Kemudian pengawal tersebut menarik nafas sesaat lalu melanjutkan ceritanya.
"Ada beberapa wanita yang sangat populer dikalangan peri pria dan penonton karena ketrampilannya yang istimewa, diantaranya Dewi Anggraini yang memiliki ketrampilan memanah, dan Putri Kidung yang pandai bernyanyi dan memainkan alat musik."
"Apakah Raden mau melihatnya!?" Tanya pengawal tersebut.
"Baiklah, kalau begitu, lihat hutan Purwanya lain kali saja, kita secepatnya menuju danau Asmoro." Ujar jakai indi dengan antusias.
***
Sementara itu ditempat yang terpisah. Tampak cahaya penerangan dikamar mandi berdinding batu marmer putih yang berada disalah satu sudut Istana, menyinari tubuh Dewi Yuna yang sedang berendam di bak pemandian, tubuhnya yang putih mulus, serta halus licin bagai sutra, tersinari oleh cahaya pelita yang terang benderam.
Ia dengan malas malasan membaringkan badannya dengan terlentang di dalam bak mandi yang berisi air hangat, sepasang kakinya yang jenjang dan halus diletakkan tinggi tinggi di atas pinggiran bak pemandian. membiarkan betis dan telapak kakinya berada di udara terbuka, sementara badannya terendam dalam air yang hangat. Dewi Yuna terlihat sangat senang dan gembira dengan cara mandi seperti ini. Setelah melakukan perjalanan hampir enam bulan lebih lamanya, Berendam di-air panas dapat memberikan sensasi kenikmatan tersediri. Cara mandi demikian telah membuat ia melupakan segala kepenatan dan keletihan selama dalam perjalanannya yang panjang. Sekujur tubuhnya semua terendam dalam air hangat, hanya bagian kepala dan wajahnya, juga kedua kakinya serta sepasang mata beningnya yang setengah terpejam itu saja yang berada di atas permukaan air, dengan kedua matanya mulai menatap kearah kakinya yang indah.
Sepasang kaki itu pernah mendaki gunung yang paling tinggi, pernah melintasi sungai yang panjang, pernah menuruni jurang yang curam, pernah pula melakukan perjalanan tujuh hari tujuh malam berturut-turut di daerah badai salju yang dingin, dan juga pernah melakukan perjalanan di gurun pasir yang panas.

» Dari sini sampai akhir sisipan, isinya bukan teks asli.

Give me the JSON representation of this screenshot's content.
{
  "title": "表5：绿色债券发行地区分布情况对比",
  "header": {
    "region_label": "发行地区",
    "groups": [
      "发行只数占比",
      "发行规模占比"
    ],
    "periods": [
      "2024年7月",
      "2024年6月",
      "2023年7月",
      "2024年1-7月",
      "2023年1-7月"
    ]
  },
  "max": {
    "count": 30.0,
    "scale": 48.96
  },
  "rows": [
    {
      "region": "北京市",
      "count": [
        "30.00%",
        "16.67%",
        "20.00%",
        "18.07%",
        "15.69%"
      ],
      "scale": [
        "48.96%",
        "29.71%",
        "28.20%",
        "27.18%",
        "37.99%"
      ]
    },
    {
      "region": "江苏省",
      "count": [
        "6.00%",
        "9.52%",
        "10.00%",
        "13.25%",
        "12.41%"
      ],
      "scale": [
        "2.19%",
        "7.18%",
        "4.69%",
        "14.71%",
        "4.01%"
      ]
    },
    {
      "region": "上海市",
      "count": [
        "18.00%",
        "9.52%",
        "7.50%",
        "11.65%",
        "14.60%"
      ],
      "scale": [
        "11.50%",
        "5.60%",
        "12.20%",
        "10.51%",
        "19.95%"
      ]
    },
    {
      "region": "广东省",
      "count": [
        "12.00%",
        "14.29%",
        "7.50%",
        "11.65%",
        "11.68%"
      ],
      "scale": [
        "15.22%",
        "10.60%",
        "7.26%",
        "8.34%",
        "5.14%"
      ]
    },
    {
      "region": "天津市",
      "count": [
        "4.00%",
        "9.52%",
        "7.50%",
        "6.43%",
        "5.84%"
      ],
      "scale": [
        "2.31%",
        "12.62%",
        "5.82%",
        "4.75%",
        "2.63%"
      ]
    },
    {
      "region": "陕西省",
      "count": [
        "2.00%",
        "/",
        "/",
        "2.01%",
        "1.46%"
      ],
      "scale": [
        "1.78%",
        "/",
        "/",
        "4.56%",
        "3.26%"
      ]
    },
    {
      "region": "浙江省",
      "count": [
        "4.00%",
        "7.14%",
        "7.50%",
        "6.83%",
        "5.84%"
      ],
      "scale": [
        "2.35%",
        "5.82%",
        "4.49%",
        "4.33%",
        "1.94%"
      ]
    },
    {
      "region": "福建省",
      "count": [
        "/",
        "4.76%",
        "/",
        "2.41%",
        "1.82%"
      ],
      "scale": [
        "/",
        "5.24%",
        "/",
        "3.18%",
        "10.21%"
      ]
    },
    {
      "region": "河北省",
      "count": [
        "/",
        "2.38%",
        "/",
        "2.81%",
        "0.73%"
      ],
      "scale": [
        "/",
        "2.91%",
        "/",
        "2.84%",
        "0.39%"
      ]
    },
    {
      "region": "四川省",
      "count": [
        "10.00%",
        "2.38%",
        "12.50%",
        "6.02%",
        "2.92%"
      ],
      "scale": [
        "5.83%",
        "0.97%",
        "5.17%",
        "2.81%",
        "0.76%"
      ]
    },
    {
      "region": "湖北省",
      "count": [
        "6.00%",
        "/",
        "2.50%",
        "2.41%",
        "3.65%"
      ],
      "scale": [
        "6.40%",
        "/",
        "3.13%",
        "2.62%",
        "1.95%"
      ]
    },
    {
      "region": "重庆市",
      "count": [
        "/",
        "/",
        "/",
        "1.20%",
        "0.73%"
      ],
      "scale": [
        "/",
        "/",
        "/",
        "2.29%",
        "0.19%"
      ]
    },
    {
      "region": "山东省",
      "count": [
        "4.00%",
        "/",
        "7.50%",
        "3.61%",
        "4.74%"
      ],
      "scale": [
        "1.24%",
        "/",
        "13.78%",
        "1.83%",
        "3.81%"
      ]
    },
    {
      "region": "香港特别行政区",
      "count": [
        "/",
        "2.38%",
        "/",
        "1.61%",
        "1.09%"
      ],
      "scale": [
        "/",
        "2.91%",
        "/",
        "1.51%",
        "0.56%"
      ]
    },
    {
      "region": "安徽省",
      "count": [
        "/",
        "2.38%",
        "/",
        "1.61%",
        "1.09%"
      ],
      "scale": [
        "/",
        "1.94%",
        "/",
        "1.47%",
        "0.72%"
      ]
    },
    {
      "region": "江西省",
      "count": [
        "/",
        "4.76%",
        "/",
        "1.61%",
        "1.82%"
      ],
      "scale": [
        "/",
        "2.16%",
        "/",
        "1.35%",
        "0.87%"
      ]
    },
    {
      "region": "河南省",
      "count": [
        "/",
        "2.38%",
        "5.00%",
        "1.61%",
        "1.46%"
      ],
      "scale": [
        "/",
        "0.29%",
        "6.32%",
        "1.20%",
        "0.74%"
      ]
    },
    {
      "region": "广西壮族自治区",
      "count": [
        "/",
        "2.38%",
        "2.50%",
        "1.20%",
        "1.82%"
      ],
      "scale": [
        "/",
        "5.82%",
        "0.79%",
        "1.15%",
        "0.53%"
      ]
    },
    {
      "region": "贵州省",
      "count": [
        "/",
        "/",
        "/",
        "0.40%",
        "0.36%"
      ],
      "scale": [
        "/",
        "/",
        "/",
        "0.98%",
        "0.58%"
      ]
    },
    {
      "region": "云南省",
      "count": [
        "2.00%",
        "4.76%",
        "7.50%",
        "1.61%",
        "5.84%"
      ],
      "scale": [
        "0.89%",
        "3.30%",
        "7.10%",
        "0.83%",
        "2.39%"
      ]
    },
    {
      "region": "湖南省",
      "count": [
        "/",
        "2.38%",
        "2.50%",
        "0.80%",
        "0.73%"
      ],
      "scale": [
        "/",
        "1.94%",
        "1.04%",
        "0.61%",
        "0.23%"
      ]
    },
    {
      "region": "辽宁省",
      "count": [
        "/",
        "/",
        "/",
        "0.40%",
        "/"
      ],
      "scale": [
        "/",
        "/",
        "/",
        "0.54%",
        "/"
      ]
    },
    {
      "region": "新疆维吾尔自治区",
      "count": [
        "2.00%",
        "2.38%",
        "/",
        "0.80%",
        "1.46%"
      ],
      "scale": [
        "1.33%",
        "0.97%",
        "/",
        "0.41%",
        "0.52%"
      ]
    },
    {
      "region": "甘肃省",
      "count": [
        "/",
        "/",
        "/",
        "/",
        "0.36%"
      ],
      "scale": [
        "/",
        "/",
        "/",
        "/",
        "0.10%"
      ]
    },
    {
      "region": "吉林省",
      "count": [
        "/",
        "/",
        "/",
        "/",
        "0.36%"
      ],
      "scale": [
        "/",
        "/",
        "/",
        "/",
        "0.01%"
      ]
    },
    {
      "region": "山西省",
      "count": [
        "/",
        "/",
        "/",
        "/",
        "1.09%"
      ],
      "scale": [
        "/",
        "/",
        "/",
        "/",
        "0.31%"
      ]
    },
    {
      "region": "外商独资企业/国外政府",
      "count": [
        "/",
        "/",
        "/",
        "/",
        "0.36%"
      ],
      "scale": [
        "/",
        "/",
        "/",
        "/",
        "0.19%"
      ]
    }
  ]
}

Sepasang kaki itu pernah menendang sampai mati tiga puluh tujuh ekor serigala, pernah menendang remuk kepala seekor macan kumbang dan menendang perut seekor singa padang pasir, hingga terlempar sejauh tiga tombak, serta pernah menginjak sampai mati beberapa ekor ular dan kalajengking yang berbisa, dan tidak jarang pula menendang banyak pemuda berandal.
Tetapi sampai saat ini. sepasang kaki itu masih tetap demikian jenjang dan indah, demikian halus putih dan bersih, tanpa bekas luka gores sedikitpun, tanpa cacat dan noda sekalipun. Seumpama seorang gadis pingitan yang belum pernah melangkah keluar dari dalam kamarnya sekalipun, belum tentu memiliki kaki yang demikian indah dan sempurna. seperti kaki miliknya, Lalu Dewi Yuna menjulurkan tangannya keatas, membasuh dengan air hangat kakinya dan kemudian juga membasuh jari-jari tangannya secara bergantian. Kemudian memperhatikan lengan dan jari-jemarinya. Sepasang tangan itu, tampak demikian putih halus dan lembut gemulai seperti tak bertulang, tapi dengan tangan ini entah sudah berapa banyak pemuda hidung belang dan mahluk jahat yang dihajar dan ditinjunya, dengan tangannya yang halus dan lembut itu. Disamping itu Ia memang suka sekali dengan berbagai jenis petualangan dan berbagai aktitas yang mengandung bahaya. Ia gemar menunggang kuda yang dapat berlari paling cepat, mendaki gunung yang paling tinggi, menuruni jurang yang paling dalam, juga membunuh penjahat yang paling kejam. banyak yang berkata, bahwa wanita yang menjalani kehidupan yang berat dan keras, akan membuat pudar kecantikan, serta terlihat cepat menjadi tua. Akan tetapi perkataan banyak orang itu tidak berlaku baginya.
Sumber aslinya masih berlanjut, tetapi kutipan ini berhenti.